Derrière ce cadeau, une question: que pense le CDH, avec le recul, de cet accord qu'il a rejeté dans un premier temps? « D'abord, je vous remercie de reconnaître le savoir-faire des moines, c'est une bonne chose venant d'un libéral », ironise Benoit Lutgen. Le président du CDH n'en démord pas: il est heureux que le parlement wallon et d'autres parlements européens se soient « réveillés » avant d'accepter l'accord. « C'est grâce notamment à André Antoine et Marie-Dominique Simonet, qui sont allés voir ce qu'il y avait exactement dans ces échanges », s'enorgueillit Benoit Lutgen. En ce qui concerne son avis général sur le CETA, Benoit Lutgen émet toujours quelques réserves: certes, c'est une bonne chose de pouvoir exporter la Chimay et, dans l'autre sens, d'importer du sirop d'érable plus facilement. « Mais importer de la viande bovine canadienne, ça n'a aucun sens », estime-t-il.

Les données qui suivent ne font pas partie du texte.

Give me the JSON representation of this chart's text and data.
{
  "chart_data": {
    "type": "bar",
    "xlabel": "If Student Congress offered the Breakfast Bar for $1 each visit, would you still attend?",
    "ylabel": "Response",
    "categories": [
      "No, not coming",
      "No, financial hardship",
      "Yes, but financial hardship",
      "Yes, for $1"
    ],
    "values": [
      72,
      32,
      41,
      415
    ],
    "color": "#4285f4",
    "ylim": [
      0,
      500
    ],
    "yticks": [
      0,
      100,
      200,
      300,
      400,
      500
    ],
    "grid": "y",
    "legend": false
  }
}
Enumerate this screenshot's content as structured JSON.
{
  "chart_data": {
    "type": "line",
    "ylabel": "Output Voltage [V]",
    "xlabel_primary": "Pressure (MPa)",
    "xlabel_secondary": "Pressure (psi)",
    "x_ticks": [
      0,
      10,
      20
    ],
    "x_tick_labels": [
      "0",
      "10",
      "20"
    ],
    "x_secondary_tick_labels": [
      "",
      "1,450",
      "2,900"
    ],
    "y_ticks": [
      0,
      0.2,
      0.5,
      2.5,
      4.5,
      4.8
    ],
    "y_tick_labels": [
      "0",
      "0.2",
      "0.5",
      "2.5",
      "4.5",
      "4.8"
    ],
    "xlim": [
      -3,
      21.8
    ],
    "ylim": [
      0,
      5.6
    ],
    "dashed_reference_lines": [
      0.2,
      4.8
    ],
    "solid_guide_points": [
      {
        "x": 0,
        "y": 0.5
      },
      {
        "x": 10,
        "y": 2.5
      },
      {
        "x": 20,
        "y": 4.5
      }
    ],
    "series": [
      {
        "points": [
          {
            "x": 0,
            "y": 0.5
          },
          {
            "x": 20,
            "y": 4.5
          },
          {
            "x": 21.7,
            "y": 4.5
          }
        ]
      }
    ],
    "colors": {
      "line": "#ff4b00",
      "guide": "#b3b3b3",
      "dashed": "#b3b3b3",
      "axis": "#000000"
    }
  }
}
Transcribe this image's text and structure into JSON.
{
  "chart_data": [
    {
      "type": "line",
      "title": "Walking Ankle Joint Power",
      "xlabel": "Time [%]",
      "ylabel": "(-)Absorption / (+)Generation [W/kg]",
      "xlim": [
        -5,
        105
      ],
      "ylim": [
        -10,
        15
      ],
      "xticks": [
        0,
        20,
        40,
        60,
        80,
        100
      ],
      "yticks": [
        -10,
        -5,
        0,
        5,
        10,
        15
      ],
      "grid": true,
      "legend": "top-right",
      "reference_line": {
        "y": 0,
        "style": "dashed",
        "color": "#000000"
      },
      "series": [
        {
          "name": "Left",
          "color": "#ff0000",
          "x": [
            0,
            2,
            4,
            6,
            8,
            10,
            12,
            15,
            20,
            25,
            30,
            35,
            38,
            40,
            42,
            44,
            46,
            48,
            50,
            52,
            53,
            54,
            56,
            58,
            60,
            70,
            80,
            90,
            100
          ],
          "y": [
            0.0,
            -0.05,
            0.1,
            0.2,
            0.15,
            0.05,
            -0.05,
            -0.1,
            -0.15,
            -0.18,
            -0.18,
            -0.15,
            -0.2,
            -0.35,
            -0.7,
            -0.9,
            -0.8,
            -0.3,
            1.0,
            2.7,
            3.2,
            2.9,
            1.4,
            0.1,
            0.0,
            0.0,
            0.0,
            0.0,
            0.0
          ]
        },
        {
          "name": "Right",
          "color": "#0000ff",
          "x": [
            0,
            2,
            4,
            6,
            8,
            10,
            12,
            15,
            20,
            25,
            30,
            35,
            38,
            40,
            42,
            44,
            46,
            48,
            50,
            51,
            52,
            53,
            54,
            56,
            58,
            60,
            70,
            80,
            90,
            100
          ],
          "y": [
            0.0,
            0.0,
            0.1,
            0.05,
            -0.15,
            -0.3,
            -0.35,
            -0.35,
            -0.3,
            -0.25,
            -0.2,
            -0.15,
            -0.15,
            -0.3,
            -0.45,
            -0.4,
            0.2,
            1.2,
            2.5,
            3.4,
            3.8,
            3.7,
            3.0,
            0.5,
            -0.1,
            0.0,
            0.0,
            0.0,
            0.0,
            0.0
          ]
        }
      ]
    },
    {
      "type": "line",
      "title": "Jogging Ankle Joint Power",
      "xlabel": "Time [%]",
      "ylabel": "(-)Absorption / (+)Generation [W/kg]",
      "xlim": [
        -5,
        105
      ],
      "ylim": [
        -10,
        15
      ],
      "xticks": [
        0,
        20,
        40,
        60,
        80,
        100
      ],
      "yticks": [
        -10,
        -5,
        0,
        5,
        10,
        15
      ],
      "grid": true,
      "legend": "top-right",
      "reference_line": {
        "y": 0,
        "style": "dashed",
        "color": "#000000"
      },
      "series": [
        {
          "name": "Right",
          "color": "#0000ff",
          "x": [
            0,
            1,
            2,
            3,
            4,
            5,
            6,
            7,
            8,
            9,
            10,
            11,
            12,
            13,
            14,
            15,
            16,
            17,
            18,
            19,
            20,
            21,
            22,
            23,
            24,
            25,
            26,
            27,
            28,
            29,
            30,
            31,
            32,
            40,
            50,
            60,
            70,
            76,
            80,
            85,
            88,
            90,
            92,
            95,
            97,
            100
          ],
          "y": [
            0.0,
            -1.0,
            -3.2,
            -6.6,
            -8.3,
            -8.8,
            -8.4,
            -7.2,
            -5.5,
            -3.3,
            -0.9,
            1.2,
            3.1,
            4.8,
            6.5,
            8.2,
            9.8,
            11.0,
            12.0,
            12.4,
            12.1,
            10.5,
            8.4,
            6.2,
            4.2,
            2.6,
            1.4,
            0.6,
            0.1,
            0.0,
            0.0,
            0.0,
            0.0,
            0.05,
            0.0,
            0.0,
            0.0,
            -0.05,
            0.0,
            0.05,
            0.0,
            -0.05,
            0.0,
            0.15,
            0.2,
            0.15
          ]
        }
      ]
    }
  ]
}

Benoit Lutgen, lui, n'a pas apporté un cadeau, mais deux. Deux pots de miel. L'un est un miel belge, issu d'une production locale. L'autre est un pot de miel chinois. « Ça ressemble à du miel, mais c'est pas du miel. C'est surtout beaucoup de sucre, ça provient de Chine et ça coûte 3 euros le kilos », s'indigne Benoit Lutgen. Et l'ex-président du CDH veut se montrer intraitable à ce sujet: « Il est inacceptable à mes yeux que des produits comme ceux-là puissent entrer sur le marché sans être taxés fortement voire interdits ».

Pour Benoit Lutgen, la priorité pour l'Europe, c'est de se faire respecter, d'essayer d'être plus forte qu'elle ne l'est aujourd'hui face aux autres ténors que sont la Russie, les USA ou la Chine. Protéger ses producteurs et ses entreprises, ça doit être le mot d'ordre pour l'Union après le 26 mai.

Face à l'interpellation de Benoit Lutgen, Olivier Chastel a la même réponse que pour la bière de Chimay: les accords commerciaux. Pour lui, conclure un accord commercial avec la Chine par exemple, permettrait d'imposer les standards de production européens aux autres pays, de les exporter même. 

La N-VA n'est pas une fatalité

Avant de former ensemble une majorité en Wallonie après le « putsch » de Benoit Lutgen contre les socialistes, le MR et le CDH restaient sur un différend important lors de la formation du gouvernement fédéral en 2014. Benoit Lutgen reprochait fortement l'alliance avec la N-VA. Cinq ans après, Olivier Chastel ne regrette rien: « Une famille politique, elle veut accomplir une bonne partie de son programme, avance l'ancien président du MR. L'alliance avec la N-VA, nous l'avons faite sur base d'un programme commun, qui écartait le communautaire. Car je ne suis pas sûr qu'avec d'autres familles politiques francophones, nous aurions pu créer les 230 000 emplois et augmenter le pouvoir d'achat comme nous l'avons fait ».

Même s'il n'est toujours pas d'accord avec ce choix du MR, Benoit Lutgen salue le « sursaut sur des choses aussi importantes que la liberté ou les valeurs fondamentales » côté libéral. Il y a quelques mois, le MR a refusé de suivre la N-VA sur le pacte de Marrakech, ce qui a mis fin au gouvernement. Mais il insiste: il veut éviter les extrêmes des nationalismes. Et quoiqu'il arrive au niveau des résultats ce dimanche, « la N-VA n'est pas une fatalité. Tout comme il ne doit pas y avoir de fatalité à la réalité du socialisme en Wallonie ».